I'm trying not to judge the feelings I'm experiencing or attach too much to them. I know I can't be the only person experiencing more intense waves of emotions recently. I have to remind myself that the emotion itself is not inherantly bad or good. It's how much we choose to attach ourselves to them that matters. I have so many tools I can use so I don't stay stuck in a low-energy state. Movement is my magic elixir to maintaining soundness of mind. My usual routines for exercise and movement have been totally disrupted so I've had to pivot. I have rediscovered trail running in the last 2 weeks and it's been a welcome relief, but I still can't wait to get back to my yoga and gym crew, IN REAL LIFE.
When the Covid-19 crisis first started, I jumped into action. I embraced social media as a powerful tool to get news, instructions, connect, and try to offer help. I've been trying so hard to make my Corona life something meaningful and growth-oriented. I've busied myself with tons of new projects, pouring energy into helping a start-up quickly pivot, learning as much as I could about economics, and learning what I can about trading stocks and investing in this environment so I can do my part to financially protect my family now and in the future. However, in all of that, I've failed to embrace the one positive thing that this virus has to teach all of us. Stillness.
My writing is the ultimate place of stillness and reflection. And I haven't wanted to go there for 3 weeks. My inner self-critic is grilling me for that, calling me out as a fraud. "See. You're not really a writer if you can't write when you really need to write the most." But the self-disciplined voice of strength within me speaks back and says "Thanks for your thoughts, but we're right where we're supposed to be right now."
Despite any self-judgement, shoulds, or expectations for a so-called perfect Corona life, I trust I'm right where I'm supposed to be right now. This is how the sausage gets made. I am only whole and complete by embracing all the fragmented pieces as they come undone. It's a mess at first, but eventually an even better version is pieced back together as part of my Becoming.

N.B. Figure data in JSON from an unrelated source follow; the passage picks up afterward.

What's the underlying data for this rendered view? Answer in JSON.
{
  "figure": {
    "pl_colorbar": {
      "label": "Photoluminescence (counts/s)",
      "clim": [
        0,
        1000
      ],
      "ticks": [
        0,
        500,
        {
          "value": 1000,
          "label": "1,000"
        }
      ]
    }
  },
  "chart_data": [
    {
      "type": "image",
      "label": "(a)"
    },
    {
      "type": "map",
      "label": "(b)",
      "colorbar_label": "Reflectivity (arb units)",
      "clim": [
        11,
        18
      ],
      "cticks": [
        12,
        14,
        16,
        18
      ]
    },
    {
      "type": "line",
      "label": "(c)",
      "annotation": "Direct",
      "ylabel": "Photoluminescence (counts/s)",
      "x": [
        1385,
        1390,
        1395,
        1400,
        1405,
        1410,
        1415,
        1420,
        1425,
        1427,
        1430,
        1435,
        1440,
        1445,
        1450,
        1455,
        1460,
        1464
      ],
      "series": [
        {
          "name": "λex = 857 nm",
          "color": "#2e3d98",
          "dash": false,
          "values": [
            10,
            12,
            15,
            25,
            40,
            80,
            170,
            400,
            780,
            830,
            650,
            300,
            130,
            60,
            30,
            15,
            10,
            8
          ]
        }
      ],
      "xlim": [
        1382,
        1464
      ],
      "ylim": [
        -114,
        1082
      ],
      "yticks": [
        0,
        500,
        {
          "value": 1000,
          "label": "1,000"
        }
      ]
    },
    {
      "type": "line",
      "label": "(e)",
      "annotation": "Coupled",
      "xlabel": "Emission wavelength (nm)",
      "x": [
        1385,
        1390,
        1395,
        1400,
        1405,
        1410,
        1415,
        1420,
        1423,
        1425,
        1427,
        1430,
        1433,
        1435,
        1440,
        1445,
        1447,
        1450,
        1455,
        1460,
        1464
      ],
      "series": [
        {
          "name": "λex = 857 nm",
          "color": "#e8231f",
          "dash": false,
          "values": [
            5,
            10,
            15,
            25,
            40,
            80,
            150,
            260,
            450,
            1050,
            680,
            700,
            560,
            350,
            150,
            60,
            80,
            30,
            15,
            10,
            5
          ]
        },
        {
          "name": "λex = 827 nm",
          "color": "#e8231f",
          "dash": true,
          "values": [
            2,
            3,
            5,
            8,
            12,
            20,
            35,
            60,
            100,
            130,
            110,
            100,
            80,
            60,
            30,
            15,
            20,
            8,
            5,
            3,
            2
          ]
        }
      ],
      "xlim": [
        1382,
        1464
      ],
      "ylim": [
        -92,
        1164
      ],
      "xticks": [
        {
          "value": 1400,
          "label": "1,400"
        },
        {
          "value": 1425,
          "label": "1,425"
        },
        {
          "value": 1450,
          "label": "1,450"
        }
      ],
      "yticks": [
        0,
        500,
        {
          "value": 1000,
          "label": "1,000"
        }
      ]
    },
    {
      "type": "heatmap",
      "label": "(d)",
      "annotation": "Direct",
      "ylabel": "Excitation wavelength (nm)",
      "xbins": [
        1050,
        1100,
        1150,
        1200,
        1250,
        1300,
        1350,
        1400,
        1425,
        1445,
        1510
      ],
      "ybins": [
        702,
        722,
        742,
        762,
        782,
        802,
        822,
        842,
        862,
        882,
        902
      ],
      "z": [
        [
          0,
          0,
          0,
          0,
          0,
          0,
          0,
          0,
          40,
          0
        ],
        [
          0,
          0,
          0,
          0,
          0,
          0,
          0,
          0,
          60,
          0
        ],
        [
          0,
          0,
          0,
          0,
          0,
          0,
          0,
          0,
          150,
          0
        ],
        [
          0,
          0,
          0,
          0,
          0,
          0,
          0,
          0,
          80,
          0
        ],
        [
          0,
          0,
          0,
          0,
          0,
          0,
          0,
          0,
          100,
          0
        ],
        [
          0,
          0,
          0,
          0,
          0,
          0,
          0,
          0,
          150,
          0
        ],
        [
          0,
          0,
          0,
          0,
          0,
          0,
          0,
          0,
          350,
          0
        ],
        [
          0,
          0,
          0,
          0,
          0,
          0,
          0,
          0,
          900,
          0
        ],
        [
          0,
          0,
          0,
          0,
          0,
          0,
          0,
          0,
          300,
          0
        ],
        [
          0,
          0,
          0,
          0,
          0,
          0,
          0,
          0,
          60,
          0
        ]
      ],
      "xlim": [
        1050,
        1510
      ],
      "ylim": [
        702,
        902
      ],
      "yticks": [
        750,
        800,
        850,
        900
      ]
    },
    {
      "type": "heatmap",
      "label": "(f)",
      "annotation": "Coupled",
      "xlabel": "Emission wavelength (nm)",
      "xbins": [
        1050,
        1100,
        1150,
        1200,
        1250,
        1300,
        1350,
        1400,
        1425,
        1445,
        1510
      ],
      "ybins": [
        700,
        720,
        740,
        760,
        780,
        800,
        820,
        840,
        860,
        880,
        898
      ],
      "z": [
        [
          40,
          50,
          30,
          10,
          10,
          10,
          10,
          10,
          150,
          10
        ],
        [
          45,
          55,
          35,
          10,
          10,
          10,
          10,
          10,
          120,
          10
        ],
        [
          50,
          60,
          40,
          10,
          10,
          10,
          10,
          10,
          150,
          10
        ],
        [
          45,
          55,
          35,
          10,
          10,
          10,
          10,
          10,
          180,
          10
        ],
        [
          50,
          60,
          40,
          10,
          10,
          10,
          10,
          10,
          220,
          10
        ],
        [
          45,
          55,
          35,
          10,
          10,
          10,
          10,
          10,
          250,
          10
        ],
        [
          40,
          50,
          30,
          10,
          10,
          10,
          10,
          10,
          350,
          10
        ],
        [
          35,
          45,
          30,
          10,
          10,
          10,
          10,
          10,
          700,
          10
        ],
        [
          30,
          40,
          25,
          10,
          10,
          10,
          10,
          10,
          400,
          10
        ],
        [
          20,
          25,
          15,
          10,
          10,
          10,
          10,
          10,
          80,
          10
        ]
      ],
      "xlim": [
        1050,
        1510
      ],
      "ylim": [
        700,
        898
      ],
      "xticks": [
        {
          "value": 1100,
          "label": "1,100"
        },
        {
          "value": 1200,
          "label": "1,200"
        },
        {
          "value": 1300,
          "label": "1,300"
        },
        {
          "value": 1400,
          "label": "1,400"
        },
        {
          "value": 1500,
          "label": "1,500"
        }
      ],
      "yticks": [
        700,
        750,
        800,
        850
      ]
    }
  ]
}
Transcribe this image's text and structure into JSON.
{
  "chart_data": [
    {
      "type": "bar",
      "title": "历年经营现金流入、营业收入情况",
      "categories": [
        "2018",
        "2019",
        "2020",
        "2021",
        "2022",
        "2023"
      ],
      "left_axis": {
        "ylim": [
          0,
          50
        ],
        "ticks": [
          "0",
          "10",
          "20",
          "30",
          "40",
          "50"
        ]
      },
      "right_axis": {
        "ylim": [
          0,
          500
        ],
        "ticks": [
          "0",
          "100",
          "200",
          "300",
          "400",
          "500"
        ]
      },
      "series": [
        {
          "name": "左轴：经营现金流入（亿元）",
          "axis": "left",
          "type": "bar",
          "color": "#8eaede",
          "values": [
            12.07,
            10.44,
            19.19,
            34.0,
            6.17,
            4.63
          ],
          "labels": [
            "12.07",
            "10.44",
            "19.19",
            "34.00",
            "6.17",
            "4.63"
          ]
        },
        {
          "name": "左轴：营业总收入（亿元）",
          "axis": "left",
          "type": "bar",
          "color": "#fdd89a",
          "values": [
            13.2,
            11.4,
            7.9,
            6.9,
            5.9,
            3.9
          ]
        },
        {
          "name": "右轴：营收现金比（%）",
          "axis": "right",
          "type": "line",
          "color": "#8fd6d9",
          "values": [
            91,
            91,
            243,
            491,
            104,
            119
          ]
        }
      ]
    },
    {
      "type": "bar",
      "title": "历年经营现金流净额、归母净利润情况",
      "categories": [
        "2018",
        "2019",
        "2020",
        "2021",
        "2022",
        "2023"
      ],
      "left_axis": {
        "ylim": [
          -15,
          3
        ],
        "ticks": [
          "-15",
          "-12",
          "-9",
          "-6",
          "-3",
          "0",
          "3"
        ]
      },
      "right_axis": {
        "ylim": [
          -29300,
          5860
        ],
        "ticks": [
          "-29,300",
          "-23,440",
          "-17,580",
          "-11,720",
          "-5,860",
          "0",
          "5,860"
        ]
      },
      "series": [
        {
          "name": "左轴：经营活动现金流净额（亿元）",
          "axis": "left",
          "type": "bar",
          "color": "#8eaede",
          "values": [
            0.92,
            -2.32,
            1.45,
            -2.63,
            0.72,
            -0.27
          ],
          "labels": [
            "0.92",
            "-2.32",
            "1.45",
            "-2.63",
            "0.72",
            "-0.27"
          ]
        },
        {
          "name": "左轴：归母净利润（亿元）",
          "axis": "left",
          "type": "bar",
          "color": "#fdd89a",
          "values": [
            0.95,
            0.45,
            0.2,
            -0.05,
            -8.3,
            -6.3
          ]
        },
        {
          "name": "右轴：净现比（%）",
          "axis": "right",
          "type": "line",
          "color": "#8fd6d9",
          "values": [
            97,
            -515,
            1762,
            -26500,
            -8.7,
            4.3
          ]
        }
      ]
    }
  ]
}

If you're reading this, thanks for sticking with me on the journey...Even as I talk about sausage getting made. There really have been some beautiful moments and lessons over the last 6 weeks and I will share those soon. But today I needed to share the messiness in order to remain honest and start writing again. It's all part of this perfectly imperfect Corona life.
Thanks to Emma for asking me to dig through old photos to find a Senior picture of myself, I found this little gem of 18-year old Melissa and 22-year old Chris. This was back in the Old Boise Guitar days and our perfectly imperfect starting point...25 years ago. There's nobody I'd rather do Corona life with.